In this process, you may ask yourself a few questions to help you determine the fate of that item. Common questions you should ask are:

  • Is this item useful?
  • When was the last time I used it?
  • Is it worth the real estate it takes up in my home?
  • How often do I use this?
  • Would I purchase this in the store right now, if I had the chance?
  • Does this item make my life easier or harder?

Of course, there are many more questions you could ask yourself to determine what happens to that item, but I will leave you with these.

Items that leave you hanging. //

There are going to be items you cannot make a decision about the first time you declutter. For these items, I suggest putting them in their own box, putting it out of sight, and allowing it to be there for 30 days.

If you have not went into this box for a specific item by the end of 30 days, you can live without it.

I personally keep a just-in-case box for items I think I want to donate or need to donate. About every 30-45 days, I take this box to my local homeless shelter to donate.

Side note: Research your local organizations before deciding where to donate your items. Not that I believe one place is better than the other, but giving organizations unwanted items is the same as deciding where you want to spend your money.

Some organizations seem like a great option, but have you looked at where their profit goes? If they are non-profit, have you looked at where they contribute in the community?

I personally chose my local homeless shelter after realizing the company I was donating to was in it for the money rather than the community. Not every homeless shelter is created equal, but mine will accept anything and use it to help someone in need. They even accept glass jars that I want to recycle!

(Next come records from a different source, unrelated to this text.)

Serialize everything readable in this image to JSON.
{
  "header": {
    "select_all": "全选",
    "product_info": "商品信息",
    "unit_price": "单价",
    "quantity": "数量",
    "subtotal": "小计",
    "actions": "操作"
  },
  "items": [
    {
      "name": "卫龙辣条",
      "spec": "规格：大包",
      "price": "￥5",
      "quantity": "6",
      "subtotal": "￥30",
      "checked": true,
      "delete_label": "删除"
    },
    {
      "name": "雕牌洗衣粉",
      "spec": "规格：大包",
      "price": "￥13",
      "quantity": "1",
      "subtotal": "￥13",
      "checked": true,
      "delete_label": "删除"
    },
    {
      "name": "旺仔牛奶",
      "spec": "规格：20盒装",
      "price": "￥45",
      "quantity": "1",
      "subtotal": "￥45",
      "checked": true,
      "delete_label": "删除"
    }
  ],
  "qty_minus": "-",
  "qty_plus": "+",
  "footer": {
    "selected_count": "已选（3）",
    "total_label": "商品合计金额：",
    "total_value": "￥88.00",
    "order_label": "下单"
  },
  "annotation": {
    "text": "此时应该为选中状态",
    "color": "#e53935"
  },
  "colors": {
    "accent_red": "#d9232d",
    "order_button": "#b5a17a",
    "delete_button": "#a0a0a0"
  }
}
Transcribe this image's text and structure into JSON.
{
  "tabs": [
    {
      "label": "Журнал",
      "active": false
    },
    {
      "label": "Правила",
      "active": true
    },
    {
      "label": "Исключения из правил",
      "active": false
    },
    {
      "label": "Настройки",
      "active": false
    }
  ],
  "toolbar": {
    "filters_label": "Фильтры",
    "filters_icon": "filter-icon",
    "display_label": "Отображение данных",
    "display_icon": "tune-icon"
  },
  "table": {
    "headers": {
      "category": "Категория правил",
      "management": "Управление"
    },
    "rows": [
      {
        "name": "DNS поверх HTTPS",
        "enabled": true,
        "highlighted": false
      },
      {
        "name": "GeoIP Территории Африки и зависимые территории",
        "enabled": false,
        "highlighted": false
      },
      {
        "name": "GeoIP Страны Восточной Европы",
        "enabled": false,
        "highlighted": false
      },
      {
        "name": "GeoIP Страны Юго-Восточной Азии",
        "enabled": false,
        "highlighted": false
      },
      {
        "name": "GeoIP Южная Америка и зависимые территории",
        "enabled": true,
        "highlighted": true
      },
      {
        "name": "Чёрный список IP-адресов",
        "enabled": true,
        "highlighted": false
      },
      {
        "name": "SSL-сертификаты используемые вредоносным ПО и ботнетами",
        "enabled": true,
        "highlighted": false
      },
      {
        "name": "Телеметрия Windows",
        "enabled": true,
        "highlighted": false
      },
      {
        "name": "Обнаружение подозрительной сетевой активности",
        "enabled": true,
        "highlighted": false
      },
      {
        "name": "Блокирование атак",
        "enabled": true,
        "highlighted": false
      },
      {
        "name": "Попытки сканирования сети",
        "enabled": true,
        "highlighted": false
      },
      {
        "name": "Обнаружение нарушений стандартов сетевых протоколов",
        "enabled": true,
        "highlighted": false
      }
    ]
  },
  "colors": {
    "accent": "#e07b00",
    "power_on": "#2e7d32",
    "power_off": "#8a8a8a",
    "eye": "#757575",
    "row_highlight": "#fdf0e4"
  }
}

What to do when you finish decluttering. //

If you have worked all the way through your category list, I first want you to do a celebration dance! I mean let us be honest… YOU ROCK!

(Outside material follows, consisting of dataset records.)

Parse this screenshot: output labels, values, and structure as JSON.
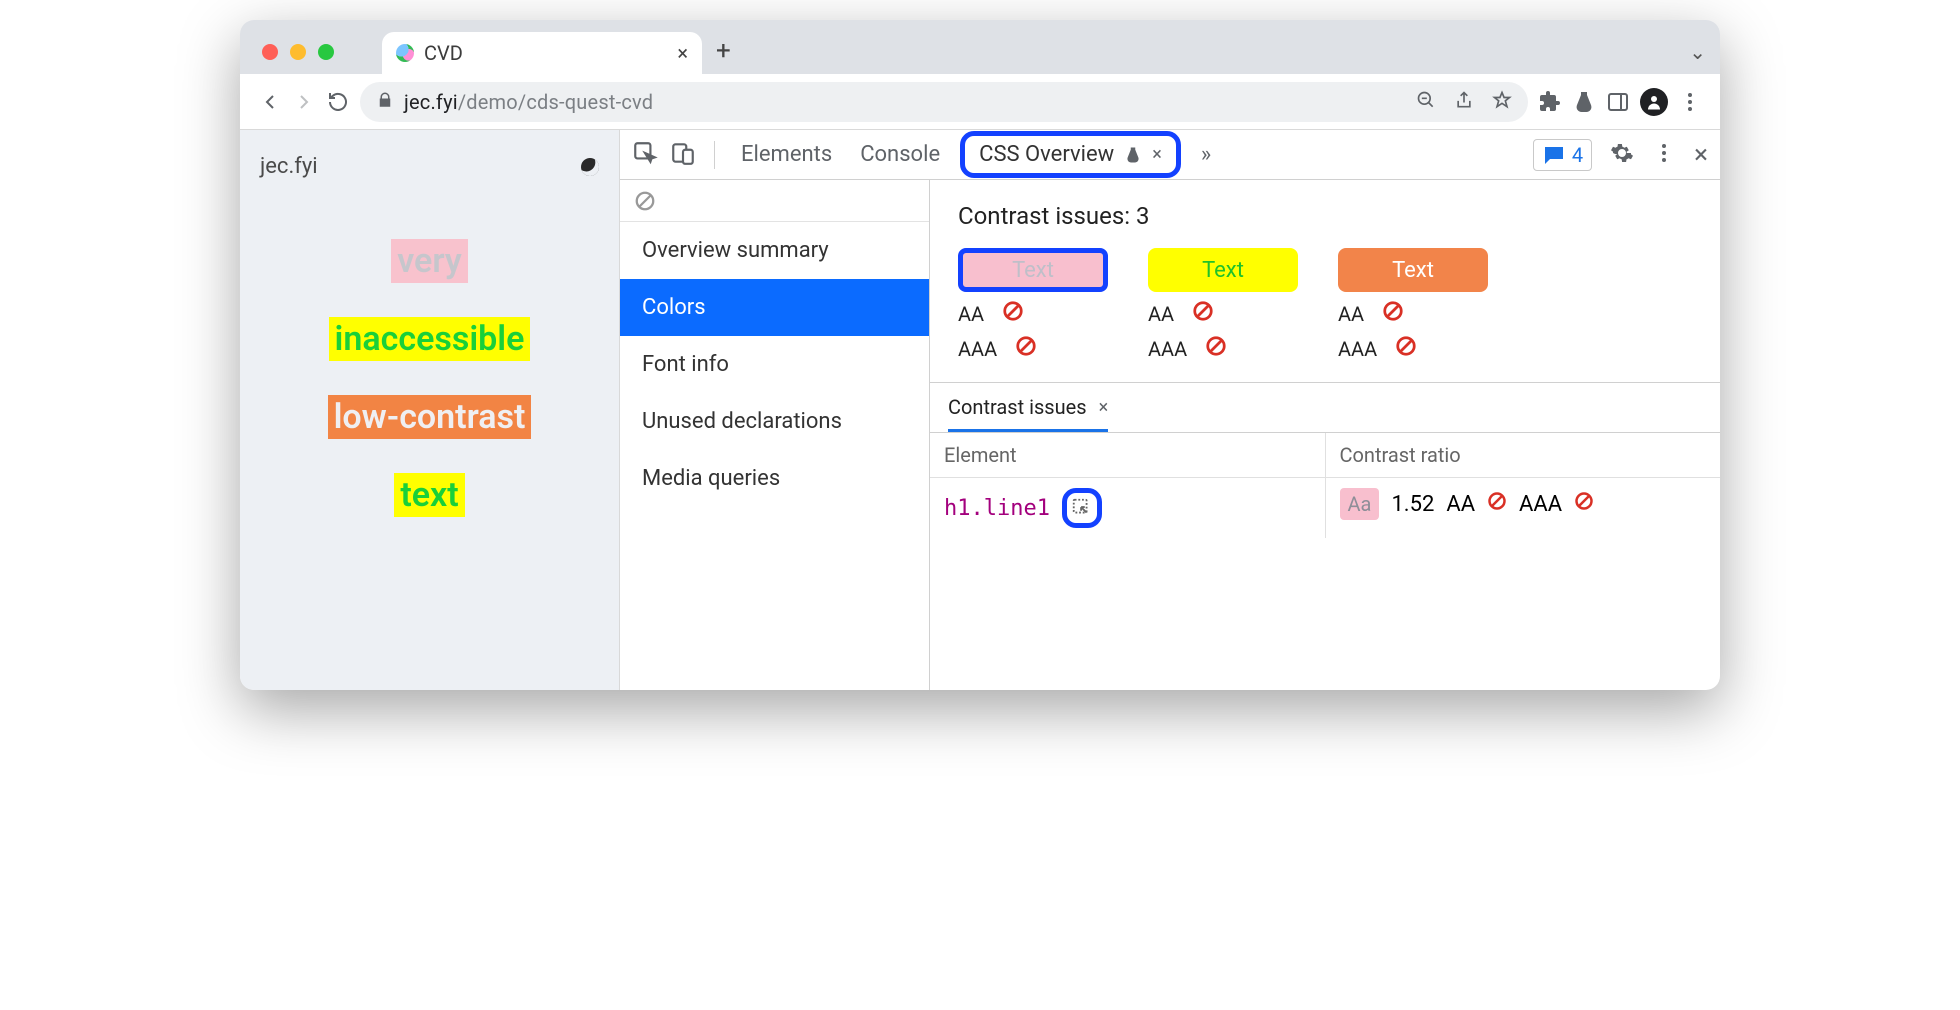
{
  "browser": {
    "tab_title": "CVD",
    "url_host": "jec.fyi",
    "url_path": "/demo/cds-quest-cvd"
  },
  "page": {
    "site_label": "jec.fyi",
    "words": [
      "very",
      "inaccessible",
      "low-contrast",
      "text"
    ]
  },
  "devtools": {
    "tabs": [
      "Elements",
      "Console",
      "CSS Overview"
    ],
    "active_tab": "CSS Overview",
    "issues_badge_count": "4",
    "overview": {
      "sections": [
        "Overview summary",
        "Colors",
        "Font info",
        "Unused declarations",
        "Media queries"
      ],
      "active_section": "Colors"
    },
    "contrast": {
      "title_prefix": "Contrast issues: ",
      "count": "3",
      "swatch_label": "Text",
      "levels": [
        "AA",
        "AAA"
      ],
      "subtab_label": "Contrast issues",
      "table": {
        "col_element": "Element",
        "col_ratio": "Contrast ratio",
        "row": {
          "element": "h1.line1",
          "sample": "Aa",
          "ratio": "1.52",
          "aa": "AA",
          "aaa": "AAA"
        }
      }
    }
  }
}
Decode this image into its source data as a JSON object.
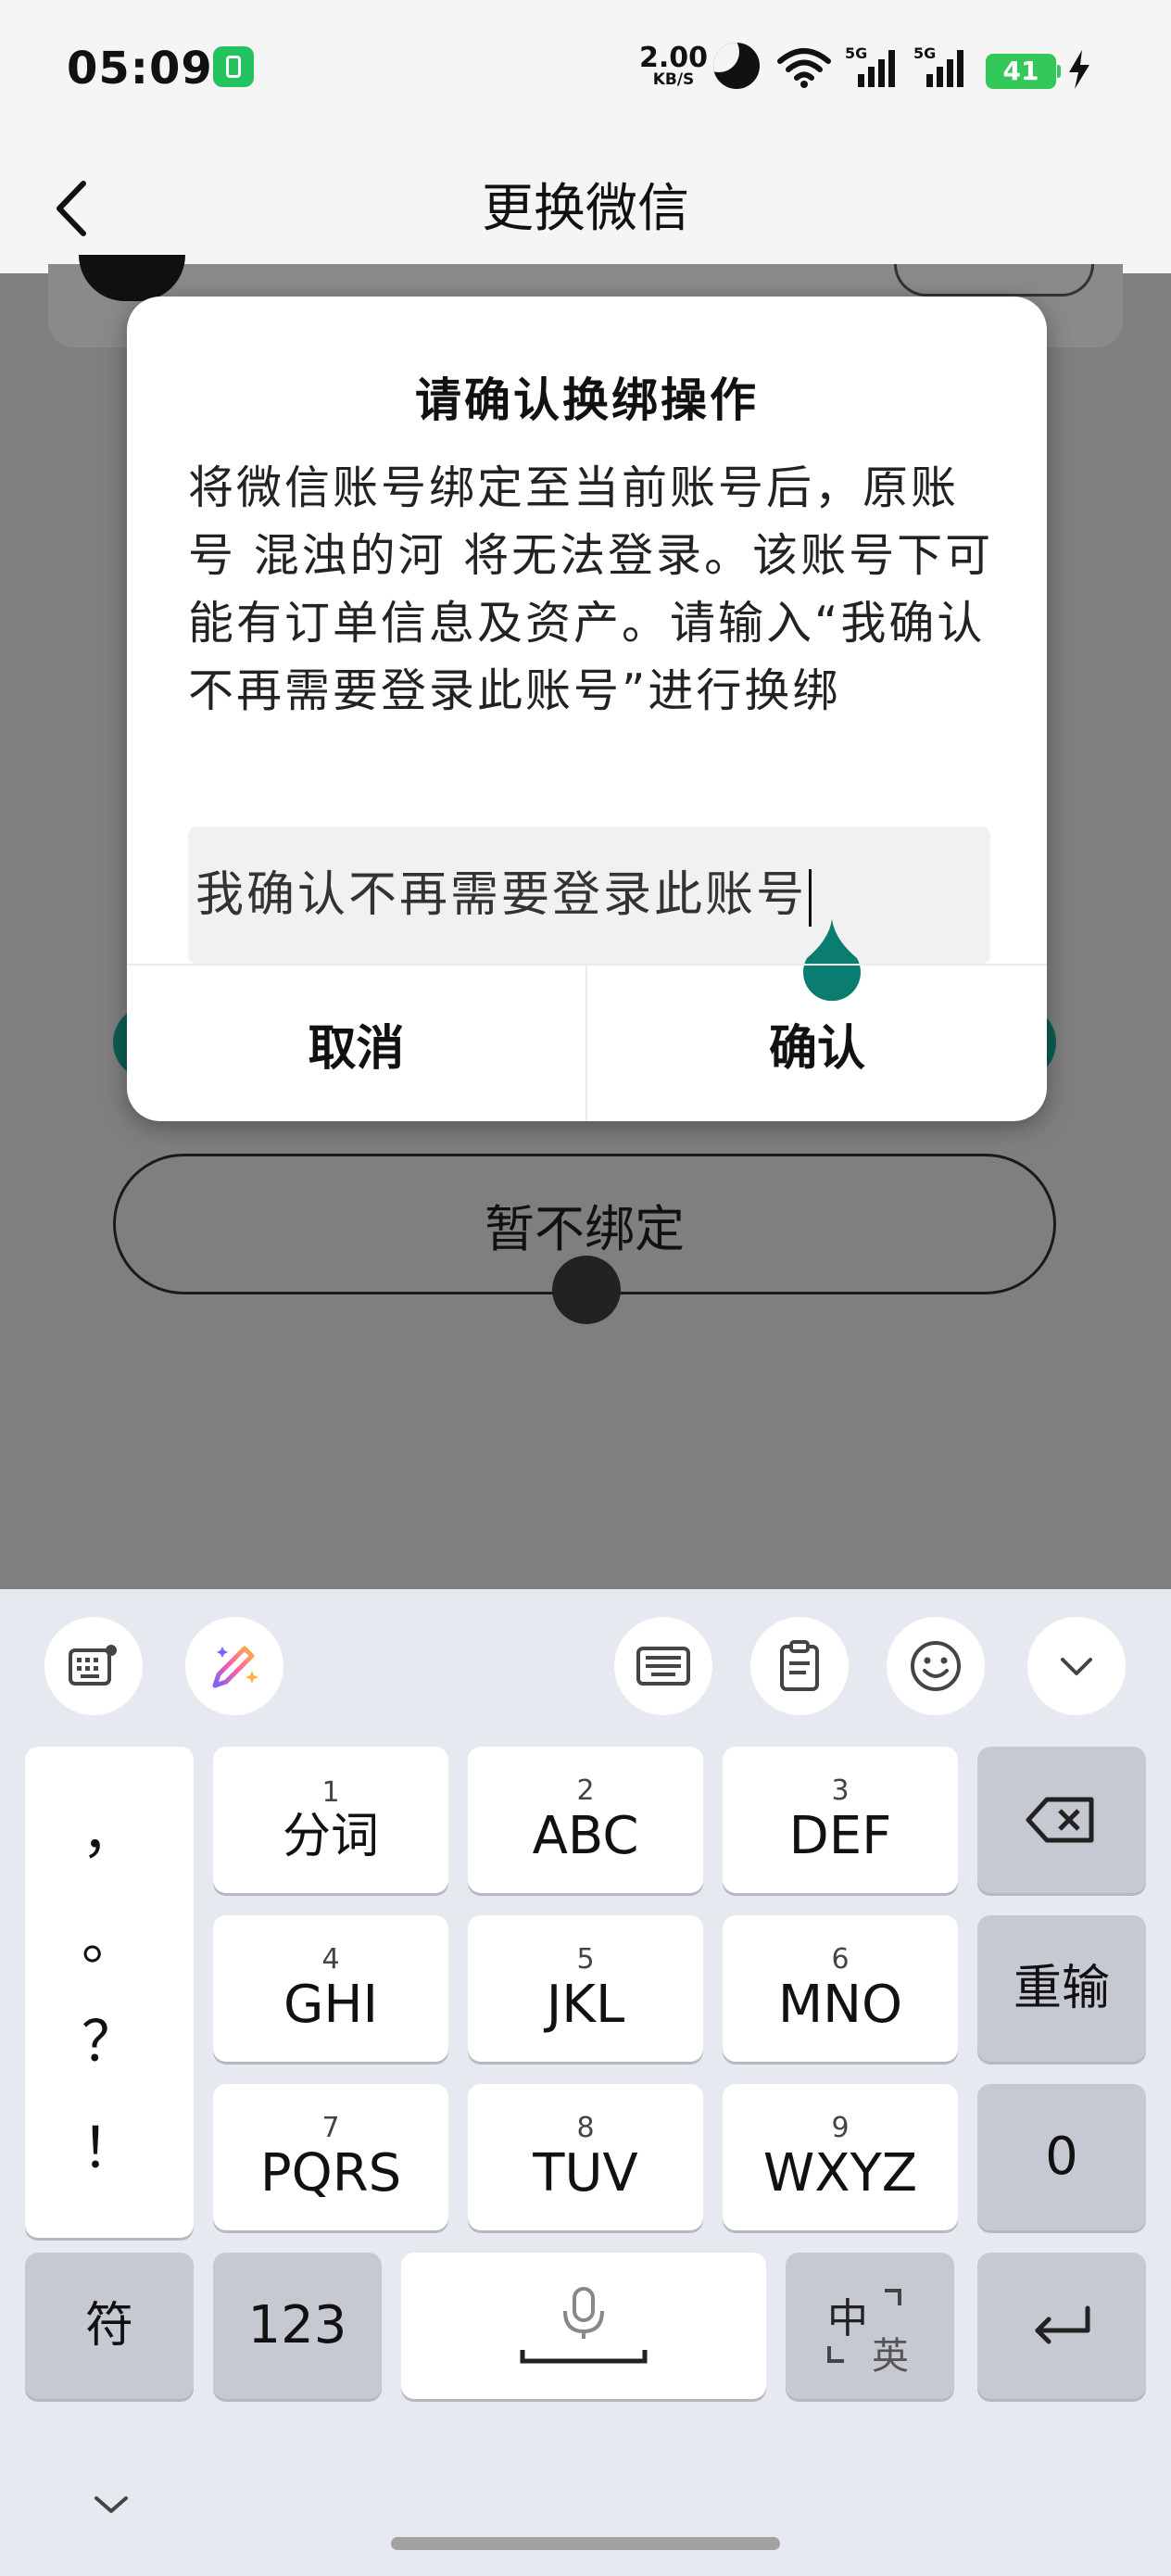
{
  "status_bar": {
    "time": "05:09",
    "net_speed_value": "2.00",
    "net_speed_unit": "KB/S",
    "signal_1_label": "5G",
    "signal_2_label": "5G",
    "battery": "41",
    "icons": [
      "app-icon",
      "moon-icon",
      "wifi-icon",
      "signal-icon",
      "signal-icon",
      "battery-icon",
      "charging-icon"
    ]
  },
  "header": {
    "title": "更换微信",
    "back_icon": "chevron-left-icon"
  },
  "page": {
    "skip_button": "暂不绑定"
  },
  "dialog": {
    "title": "请确认换绑操作",
    "body": "将微信账号绑定至当前账号后，原账号 混浊的河 将无法登录。该账号下可能有订单信息及资产。请输入“我确认不再需要登录此账号”进行换绑",
    "input_value": "我确认不再需要登录此账号",
    "cancel_label": "取消",
    "confirm_label": "确认",
    "accent_color": "#0a7d70"
  },
  "keyboard": {
    "toolbar": [
      "keyboard-settings-icon",
      "magic-pen-icon",
      "keyboard-layout-icon",
      "clipboard-icon",
      "emoji-icon",
      "chevron-down-icon"
    ],
    "punctuation": [
      "，",
      "。",
      "？",
      "！"
    ],
    "keys": [
      {
        "num": "1",
        "label": "分词"
      },
      {
        "num": "2",
        "label": "ABC"
      },
      {
        "num": "3",
        "label": "DEF"
      },
      {
        "num": "4",
        "label": "GHI"
      },
      {
        "num": "5",
        "label": "JKL"
      },
      {
        "num": "6",
        "label": "MNO"
      },
      {
        "num": "7",
        "label": "PQRS"
      },
      {
        "num": "8",
        "label": "TUV"
      },
      {
        "num": "9",
        "label": "WXYZ"
      }
    ],
    "reinput": "重输",
    "zero": "0",
    "symbols": "符",
    "numbers": "123",
    "lang_zh": "中",
    "lang_en": "英"
  }
}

Second, I want you to gather everything you have chosen to donate, and get it gone! The faster it is gone, the quicker you can have a clutter-free home!

The third thing you need to do is start posting your sell items on whatever medium you choose. I personally love my local Facebook groups for this, but choose whatever works best for you!

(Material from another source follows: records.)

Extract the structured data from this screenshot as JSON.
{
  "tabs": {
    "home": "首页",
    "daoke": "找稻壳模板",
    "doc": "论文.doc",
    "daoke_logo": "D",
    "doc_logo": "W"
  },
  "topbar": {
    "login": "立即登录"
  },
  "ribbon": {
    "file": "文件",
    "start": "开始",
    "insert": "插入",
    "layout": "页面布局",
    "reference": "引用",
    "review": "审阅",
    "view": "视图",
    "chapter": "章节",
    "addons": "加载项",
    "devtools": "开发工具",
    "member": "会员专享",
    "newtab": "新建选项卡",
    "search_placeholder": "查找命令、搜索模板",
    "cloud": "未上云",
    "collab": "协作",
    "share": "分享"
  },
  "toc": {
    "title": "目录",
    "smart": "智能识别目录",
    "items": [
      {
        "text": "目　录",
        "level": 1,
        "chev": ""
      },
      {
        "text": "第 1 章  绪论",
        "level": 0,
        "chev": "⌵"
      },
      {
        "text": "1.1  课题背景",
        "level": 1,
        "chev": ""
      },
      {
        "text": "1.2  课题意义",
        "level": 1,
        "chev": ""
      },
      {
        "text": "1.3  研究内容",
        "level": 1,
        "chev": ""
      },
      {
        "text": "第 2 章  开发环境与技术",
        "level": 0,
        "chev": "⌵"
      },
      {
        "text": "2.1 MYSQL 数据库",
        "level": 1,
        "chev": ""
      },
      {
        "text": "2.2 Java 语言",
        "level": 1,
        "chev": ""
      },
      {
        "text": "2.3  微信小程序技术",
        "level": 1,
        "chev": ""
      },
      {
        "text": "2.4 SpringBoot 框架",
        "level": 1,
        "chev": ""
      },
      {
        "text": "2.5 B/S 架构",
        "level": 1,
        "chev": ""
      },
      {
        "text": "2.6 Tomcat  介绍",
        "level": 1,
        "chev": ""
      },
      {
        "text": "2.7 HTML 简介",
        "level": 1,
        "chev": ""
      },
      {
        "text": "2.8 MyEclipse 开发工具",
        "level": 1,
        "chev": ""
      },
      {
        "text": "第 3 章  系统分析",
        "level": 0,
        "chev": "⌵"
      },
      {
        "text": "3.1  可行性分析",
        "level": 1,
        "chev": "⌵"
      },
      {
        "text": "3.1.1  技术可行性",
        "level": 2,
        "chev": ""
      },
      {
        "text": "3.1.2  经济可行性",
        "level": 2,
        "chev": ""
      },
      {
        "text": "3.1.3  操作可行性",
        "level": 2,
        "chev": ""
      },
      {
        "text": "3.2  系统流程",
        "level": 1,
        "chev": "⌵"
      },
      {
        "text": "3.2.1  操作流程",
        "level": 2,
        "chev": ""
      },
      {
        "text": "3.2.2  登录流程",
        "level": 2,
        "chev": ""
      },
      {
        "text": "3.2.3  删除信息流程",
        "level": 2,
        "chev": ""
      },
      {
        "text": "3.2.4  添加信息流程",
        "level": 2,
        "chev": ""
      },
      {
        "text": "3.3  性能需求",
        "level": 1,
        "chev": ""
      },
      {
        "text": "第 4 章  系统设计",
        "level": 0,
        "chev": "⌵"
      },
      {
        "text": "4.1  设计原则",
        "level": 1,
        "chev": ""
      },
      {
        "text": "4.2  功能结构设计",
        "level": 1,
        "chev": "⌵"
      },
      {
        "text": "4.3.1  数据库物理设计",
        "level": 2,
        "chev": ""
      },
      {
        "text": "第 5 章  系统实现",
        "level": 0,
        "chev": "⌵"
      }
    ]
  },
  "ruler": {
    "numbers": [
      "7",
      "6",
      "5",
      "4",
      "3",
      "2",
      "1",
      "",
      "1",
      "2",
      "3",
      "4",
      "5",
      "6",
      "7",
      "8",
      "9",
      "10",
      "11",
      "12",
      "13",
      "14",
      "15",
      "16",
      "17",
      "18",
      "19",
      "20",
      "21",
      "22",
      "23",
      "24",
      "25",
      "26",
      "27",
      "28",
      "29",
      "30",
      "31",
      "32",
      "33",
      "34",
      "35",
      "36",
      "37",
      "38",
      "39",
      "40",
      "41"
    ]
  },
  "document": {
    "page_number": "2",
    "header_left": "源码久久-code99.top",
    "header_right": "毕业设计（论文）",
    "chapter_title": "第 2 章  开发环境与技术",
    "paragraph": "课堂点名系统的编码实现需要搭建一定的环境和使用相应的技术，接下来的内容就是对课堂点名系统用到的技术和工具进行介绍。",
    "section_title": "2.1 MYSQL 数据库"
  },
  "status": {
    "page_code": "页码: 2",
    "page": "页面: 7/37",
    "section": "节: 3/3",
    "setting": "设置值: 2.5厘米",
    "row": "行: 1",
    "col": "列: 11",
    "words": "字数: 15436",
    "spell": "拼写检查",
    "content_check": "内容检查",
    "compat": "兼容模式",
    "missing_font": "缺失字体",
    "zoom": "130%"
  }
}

Related Post: My Tips and Tricks to a Successful Garage Sale

What is next? //

Now that your home is clutter-free you will have more time for the things that truly matter in your life. You may decide to develop a new hobby, start a new career, make more time for your family, or whatever you decide that makes you happy.

This journey is yours, so live it to the fullest!

I hope this post helped give you some sort of direction to get rid of the excess so you can focus on more important things. If you have any questions or comments, please leave them below for me!


  • Reply
    April 17, 2017 at 9:27 am

    These are great tips Erin! I love the idea of having a “just in case” box for those items that you are on the fence about. Sometimes it’s hard to make a decision about certain items on then first try, so giving yourself a few weeks to reflect and then come back to is really helpful. Usually I find that I didn’t miss it that much haha.

    • Reply
      Erin | A Welder's Wife
      April 18, 2017 at 7:59 am

      Thank you, Cara! I am typically the same way with my “just in case” box, but you never know. I think one reason they are helpful is because it takes a while to transition from a consumption mindset to a place of contentment with owning only what we need and/or love. I know it took me three times of going through my things to finally feel like I was satisfied with what I owned.

  • Reply
    Christine from The (mostly) Simple Life
    April 18, 2017 at 9:54 am

    I’ve got a bunch of clothes that I’ve been keeping just because I didn’t have anything to replace them with. I’ve recently started putting them in a box in another room so that I can grab them if I really need to. So far, I’ve been fine without them! It’s a great method.

    • Reply
      Erin | A Welder's Wife
      April 18, 2017 at 10:08 am

      I am so glad that is working for you, Christine! It is a great way to see what you really need without having remorse for donating too soon. I use this method for my wardrobe, as well. Typically, when I remove it from my clothes rack, I forget about it. However, having a safety net is nice.